Mental Health Act 2000 QLD
The Mental Health Act 2000 provides for the involuntary assessment, treatment and protection of people who have a mental illness, while at the same time:
- safeguarding their rights and freedoms and
- balancing their rights and freedoms with the rights and freedoms of other people.
Assessment and treatment under the Mental Health Act 2000
In some cases, a person’s mental illness may stop them from recognising that they require assistance or an admission to hospital. In these circumstances, it may be appropriate for the person to be assessed under the Mental Health Act 2000.
The purpose of an involuntary assessment under the Mental Health Act 2000 is to determine if the person requires treatment for a mental illness.
The involuntary assessment of a person may only be commenced if a request for assessment and a recommendation for assessment are both in place. A person cannot be forced to have either an assessment or treatment without the required documents or treatment order being in place.
An adult who has observed the person in the last three days and believes the person may have a mental illness may make a request for assessment. However, a recommendation for assessment may only be made by a doctor or authorised mental health practitioner.
Once both these documents are in place, a person can be taken to an authorised mental health service by a health practitioner or an ambulance officer for assessment. While the person is at the authorised mental health service for the assessment, they are an ‘involuntary patient’.
At the end of the assessment period (which must not be longer that 72 hours), and if the person meets the ‘treatment criteria’ of the Mental Health Act 2000, they may be placed on an involuntary treatment order.
On making an involuntary treatment order, the authorised doctor must specify the category of the order. The category may be ‘inpatient’ or ‘community’. This decision is based on whether the person needs to be admitted to the hospital for inpatient treatment, or can be effectively treated while living in the community.
If the person is being treated as an inpatient, the authorised doctor can also authorise limited community treatment. Limited community treatment enables an inpatient to receive short periods of leave in the community. This process enables a process of transition prior to discharge from hospital.
Find out more about the Mental Health Act 2000 and how it governs involuntary assessment and treatment, and patient rights and responsibilities.
Who the Mental Health Act 2000 may impact
The Mental Health Act 2000 only affects a small proportion of people with mental illness, as it does not generally provide for voluntary treatment for mental illness.
You may come into contact with the Mental Health Act 2000 because:
- there are concerns about your mental health and it is determined that there is no less restrictive way to ensure you receive appropriate treatment for your mental illness
- you have been charged with a criminal offence and there are concerns about your mental state at the time of the offence or fitness for trial.
Your treatment will be reviewed regularly by your doctor and the Mental Health Review Tribunal.

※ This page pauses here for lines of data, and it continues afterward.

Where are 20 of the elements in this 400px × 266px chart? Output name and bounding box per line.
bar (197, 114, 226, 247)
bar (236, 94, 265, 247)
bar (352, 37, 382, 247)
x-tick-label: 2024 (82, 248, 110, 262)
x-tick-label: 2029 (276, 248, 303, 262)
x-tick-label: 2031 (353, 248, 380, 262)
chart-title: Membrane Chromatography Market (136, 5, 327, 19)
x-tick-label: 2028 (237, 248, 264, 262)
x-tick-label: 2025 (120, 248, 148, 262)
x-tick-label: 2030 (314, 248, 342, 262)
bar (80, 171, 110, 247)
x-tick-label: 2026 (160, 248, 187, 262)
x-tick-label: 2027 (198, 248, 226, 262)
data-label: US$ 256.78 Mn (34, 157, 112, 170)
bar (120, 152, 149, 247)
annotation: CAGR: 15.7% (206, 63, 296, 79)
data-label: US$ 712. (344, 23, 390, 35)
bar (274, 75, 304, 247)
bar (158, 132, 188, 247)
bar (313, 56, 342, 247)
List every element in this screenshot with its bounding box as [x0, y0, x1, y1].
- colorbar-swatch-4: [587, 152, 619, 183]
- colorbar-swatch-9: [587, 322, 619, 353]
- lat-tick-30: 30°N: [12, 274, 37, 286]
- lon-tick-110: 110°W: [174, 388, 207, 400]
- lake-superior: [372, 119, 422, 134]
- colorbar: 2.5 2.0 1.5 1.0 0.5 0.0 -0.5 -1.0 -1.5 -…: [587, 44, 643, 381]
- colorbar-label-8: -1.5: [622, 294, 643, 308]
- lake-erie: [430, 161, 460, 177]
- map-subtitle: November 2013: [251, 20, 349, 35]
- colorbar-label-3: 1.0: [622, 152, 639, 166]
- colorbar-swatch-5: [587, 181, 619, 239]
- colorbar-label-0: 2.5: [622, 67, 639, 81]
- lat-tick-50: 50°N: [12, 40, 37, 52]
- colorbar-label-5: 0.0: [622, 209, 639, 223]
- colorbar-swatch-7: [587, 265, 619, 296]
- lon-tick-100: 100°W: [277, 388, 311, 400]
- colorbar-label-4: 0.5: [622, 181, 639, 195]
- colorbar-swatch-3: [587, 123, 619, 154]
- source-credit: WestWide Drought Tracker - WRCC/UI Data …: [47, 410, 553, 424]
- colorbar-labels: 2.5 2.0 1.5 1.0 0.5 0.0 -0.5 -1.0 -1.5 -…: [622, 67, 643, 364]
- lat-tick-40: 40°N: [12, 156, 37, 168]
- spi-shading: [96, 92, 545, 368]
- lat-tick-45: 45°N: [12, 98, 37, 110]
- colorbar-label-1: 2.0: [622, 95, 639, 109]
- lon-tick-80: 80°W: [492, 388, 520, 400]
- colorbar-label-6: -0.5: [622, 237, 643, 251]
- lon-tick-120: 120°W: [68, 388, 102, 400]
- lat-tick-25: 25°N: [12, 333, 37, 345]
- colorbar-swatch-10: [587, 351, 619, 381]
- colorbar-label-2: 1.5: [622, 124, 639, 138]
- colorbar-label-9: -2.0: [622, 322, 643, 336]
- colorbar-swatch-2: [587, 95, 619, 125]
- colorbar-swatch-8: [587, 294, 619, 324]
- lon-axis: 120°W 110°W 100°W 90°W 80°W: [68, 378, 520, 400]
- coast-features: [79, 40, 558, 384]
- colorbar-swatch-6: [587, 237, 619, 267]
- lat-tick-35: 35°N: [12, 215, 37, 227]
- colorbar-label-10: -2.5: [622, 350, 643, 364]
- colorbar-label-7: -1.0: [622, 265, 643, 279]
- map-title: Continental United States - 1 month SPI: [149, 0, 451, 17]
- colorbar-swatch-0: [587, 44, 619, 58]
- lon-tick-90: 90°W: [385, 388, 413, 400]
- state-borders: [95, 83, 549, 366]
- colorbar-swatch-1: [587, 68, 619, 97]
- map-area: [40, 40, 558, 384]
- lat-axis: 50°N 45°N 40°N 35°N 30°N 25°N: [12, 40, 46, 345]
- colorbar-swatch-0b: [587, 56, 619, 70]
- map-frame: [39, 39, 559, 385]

If you are under an involuntary treatment order, you will not remain under the Mental Health Act 2000 if you no longer meet its criteria for involuntary treatment. The Mental Health Review Tribunal website explains this process.
Your rights are protected under the Mental Health Act 2000 in relation to any assessment, treatment and care you receive. One way this is done is by allowing you to nominate a support person, known as an ‘allied person', to help you have your say. The allied person can help you understand your rights, and speak with your treating team and also the Mental Health Review Tribunal.
As an involuntary patient under the Mental Health Act 2000, you can expect to:
- be treated with dignity and respect at all times
- have your religion and cultural background respected and taken into account
- be treated in a way that respects your privacy
- have personal information dealt with confidentially
- receive information in a form and language that you best understand
- receive the assistance you require to communicate effectively, including assistance from an interpreter.
The Mental Health Court
The Mental Health Court is part of the Supreme Court. Judges, assisted by two psychiatrists, determine the state or mind or fitness for trial of people charged with criminal offences. The Court also hears appeals from the Mental Health Review Tribunal and inquires into the lawfulness of patients detained under the Mental Health Act 2000.
The Mental Health Review Tribunal
The Mental Health Review Tribunal is an independent body set up under the Mental Health Act 2000 to protect the rights of people receiving involuntary treatment for mental illness.